Trump has repeatedly downplayed the economic strain the war has put on Americans, including rising gasoline prices, arguing that the short-term financial strain is necessary for national security. He has also promised that gas prices “will go down” when the conflict ends.

“Gas prices will drop again quickly,” Trump repeated on Wednesday. “Stock prices will go back up quickly. They haven't gone down much. Frankly, they're down a little bit, but they've had some very good days.”

Trump seemed less forceful during his afternoon speech than during some of his previous daytime events, where he consistently maintained an optimistic tone about the war while offering inconsistent accounts about what his administration intended to accomplish, or how long and what it would take to achieve those goals.

Those inconsistencies were evident even hours before the speech. In an interview with Reuters, he said he was not concerned about the enriched uranium held by Tehran, a statement that appeared to undermine a central justification for the war.

“That's so far underground that I don't care,” Trump said, adding that the U.S. military will be “watching it by satellite.”

In public remarks before the speech, Trump said the war was launched to prevent Iran from developing a nuclear weapon, but also that the United States had completely destroyed Iran's nuclear capabilities months earlier in separate attacks over the summer. He also said he was concerned about Iran's enriched uranium, that he wanted the United States to seize it and would even consider sending American forces inside Iran to collect it.

There have also been mixed messages about U.S. intentions for Iran's leadership since Iran's supreme leader, Ayatollah Ali Khamenei, was assassinated at the start of the conflict, leaving a leadership vacuum that was filled by his son, Mojtaba Khamenei, a 56-year-old hardline cleric whom Trump initially called an “unacceptable choice.”

As Iran's clerical rulers maintained a firm grip on the country, Trump administration officials, such as Secretary of State Marco Rubio, argued that US war goals had “nothing to do” with Iran's leadership.
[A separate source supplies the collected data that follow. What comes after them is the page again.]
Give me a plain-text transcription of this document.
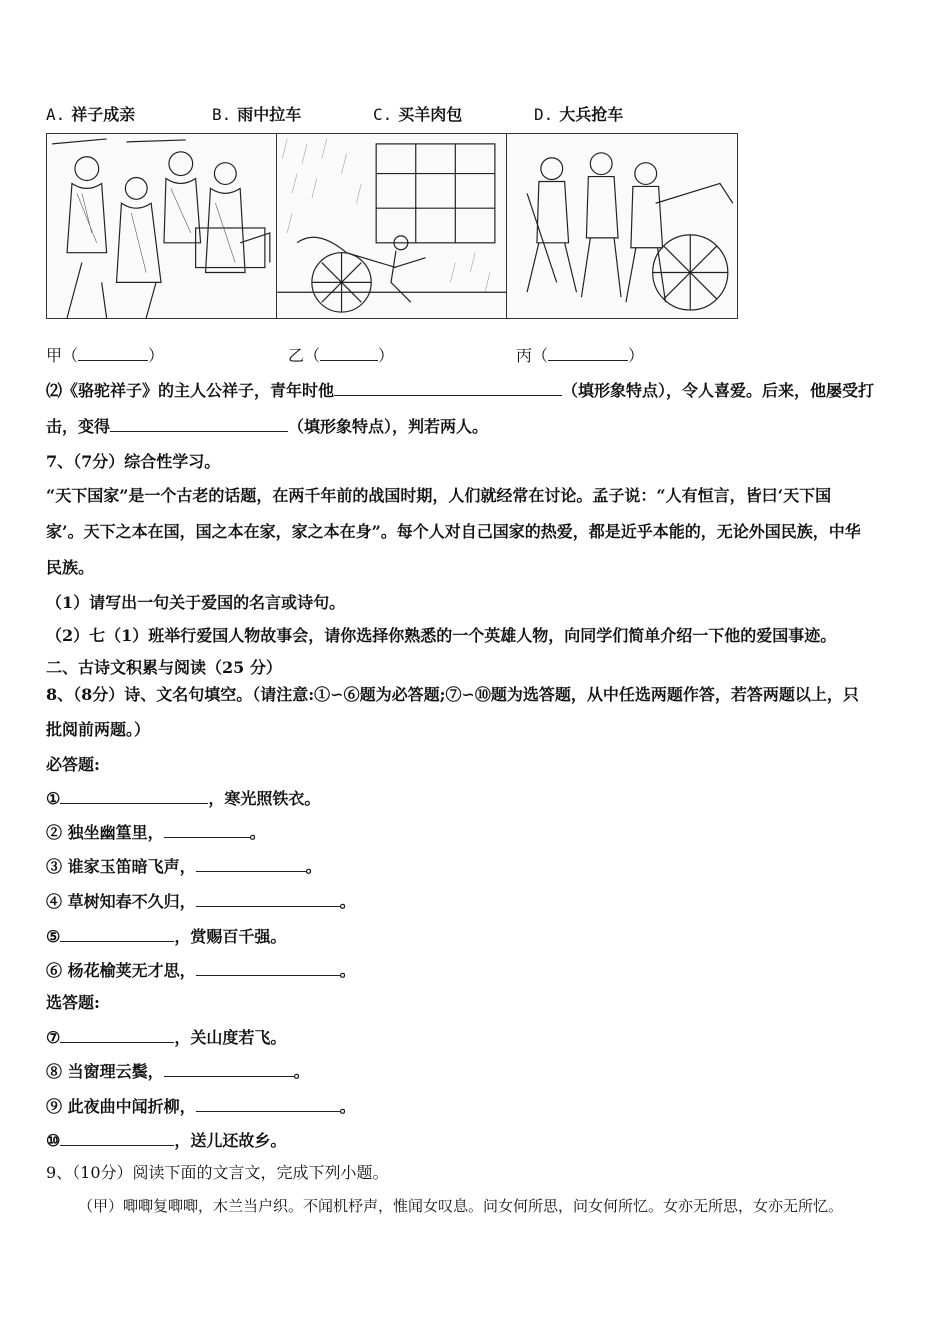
A. 祥子成亲	B. 雨中拉车	C. 买羊肉包	D. 大兵抢车
甲（	）	乙（	）	丙（	）
⑵《骆驼祥子》的主人公祥子，青年时他	（填形象特点），令人喜爱。后来，他屡受打
击，变得	（填形象特点），判若两人。
7、（7分）综合性学习。
“天下国家”是一个古老的话题，在两千年前的战国时期，人们就经常在讨论。孟子说：“人有恒言，皆曰‘天下国
家’。天下之本在国，国之本在家，家之本在身”。每个人对自己国家的热爱，都是近乎本能的，无论外国民族，中华
民族。
（1）请写出一句关于爱国的名言或诗句。
（2）七（1）班举行爱国人物故事会，请你选择你熟悉的一个英雄人物，向同学们简单介绍一下他的爱国事迹。
二、古诗文积累与阅读（25 分）
8、（8分）诗、文名句填空。（请注意:①∽⑥题为必答题;⑦∽⑩题为选答题，从中任选两题作答，若答两题以上，只
批阅前两题。）
必答题:
①	，寒光照铁衣。
② 独坐幽篁里，	。
③ 谁家玉笛暗飞声，	。
④ 草树知春不久归，	。
⑤	，赏赐百千强。
⑥ 杨花榆荚无才思，	。
选答题:
⑦	，关山度若飞。
⑧ 当窗理云鬓，	。
⑨ 此夜曲中闻折柳，	。
⑩	，送儿还故乡。
9、（10分）阅读下面的文言文，完成下列小题。
（甲）唧唧复唧唧，木兰当户织。不闻机杼声，惟闻女叹息。问女何所思，问女何所忆。女亦无所思，女亦无所忆。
But in recent days Trump has repeatedly talked about how “regime change” was achieved.

On Wednesday, Trump said a deal was still possible with Iran's new leaders, whom he called “less radical and much more reasonable.”

Hours before Trump gave his speech, Rubio posted a video in which he began by saying, “Many Americans are asking, 'Why did the United States have to attack Iran now?'” — an apparent acknowledgment that Trump's own answers to that question in recent days may not have resonated.
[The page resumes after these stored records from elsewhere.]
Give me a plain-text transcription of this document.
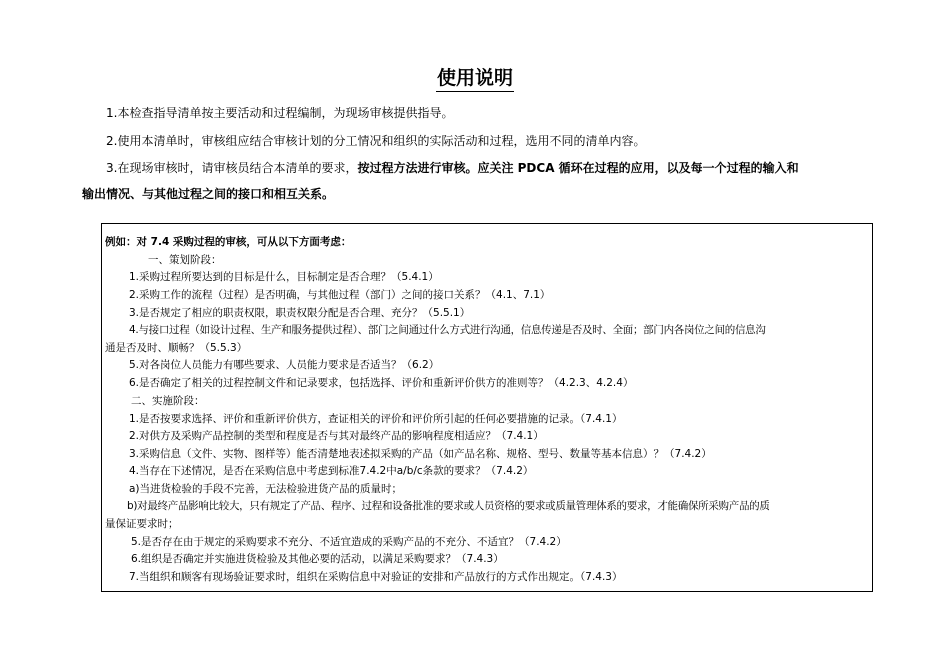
使用说明
1.本检查指导清单按主要活动和过程编制，为现场审核提供指导。
2.使用本清单时，审核组应结合审核计划的分工情况和组织的实际活动和过程，选用不同的清单内容。
3.在现场审核时，请审核员结合本清单的要求，按过程方法进行审核。应关注 PDCA 循环在过程的应用，以及每一个过程的输入和
输出情况、与其他过程之间的接口和相互关系。
例如：对 7.4 采购过程的审核，可从以下方面考虑：
一、策划阶段：
1.采购过程所要达到的目标是什么，目标制定是否合理？（5.4.1）
2.采购工作的流程（过程）是否明确，与其他过程（部门）之间的接口关系？（4.1、7.1）
3.是否规定了相应的职责权限，职责权限分配是否合理、充分？（5.5.1）
4.与接口过程（如设计过程、生产和服务提供过程）、部门之间通过什么方式进行沟通，信息传递是否及时、全面；部门内各岗位之间的信息沟
通是否及时、顺畅？（5.5.3）
5.对各岗位人员能力有哪些要求、人员能力要求是否适当？（6.2）
6.是否确定了相关的过程控制文件和记录要求，包括选择、评价和重新评价供方的准则等？（4.2.3、4.2.4）
二、实施阶段：
1.是否按要求选择、评价和重新评价供方，查证相关的评价和评价所引起的任何必要措施的记录。（7.4.1）
2.对供方及采购产品控制的类型和程度是否与其对最终产品的影响程度相适应？（7.4.1）
3.采购信息（文件、实物、图样等）能否清楚地表述拟采购的产品（如产品名称、规格、型号、数量等基本信息）？（7.4.2）
4.当存在下述情况，是否在采购信息中考虑到标准7.4.2中a/b/c条款的要求？（7.4.2）
a)当进货检验的手段不完善，无法检验进货产品的质量时；
b)对最终产品影响比较大，只有规定了产品、程序、过程和设备批准的要求或人员资格的要求或质量管理体系的要求，才能确保所采购产品的质
量保证要求时；
5.是否存在由于规定的采购要求不充分、不适宜造成的采购产品的不充分、不适宜？（7.4.2）
6.组织是否确定并实施进货检验及其他必要的活动，以满足采购要求？（7.4.3）
7.当组织和顾客有现场验证要求时，组织在采购信息中对验证的安排和产品放行的方式作出规定。（7.4.3）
Rubio also pushed another justification for the war that the administration has been kicking around for the past month, saying that Iran was amassing an arsenal of missiles and drones to protect its nuclear ambitions, and that the war was the “last best chance” for the United States to eliminate those weapons capabilities before it was too late.

“We were on the brink of an Iran that had so many missiles and so many drones that no one could do anything about its nuclear weapons program in the future,” Rubio said. “That was an intolerable risk.”

Others also attempted to frame the war narrative Wednesday.

Before Trump's speech, Iranian President Masoud Pezeshkian issued a public letter denouncing what he described as “an avalanche of distortions and fabricated narratives” by the United States, and argued that Iran is not a threat and has only defended itself against American aggression.

He called on the American people to “look beyond the disinformation machinery” of the Trump administration and come to their own conclusions about the war and its purpose, at one point echoing a question also asked by some in Trump's base: “Is 'America First' really among the priorities of the American government today?”

He noted that Iran was in the middle of nuclear negotiations with the United States when the United States attacked it “as a representative of Israel” and accused American leaders of committing a “war crime” by attacking Iran's industrial and energy facilities.

“Exactly which of the interests of the American people really benefit from this war?” asked.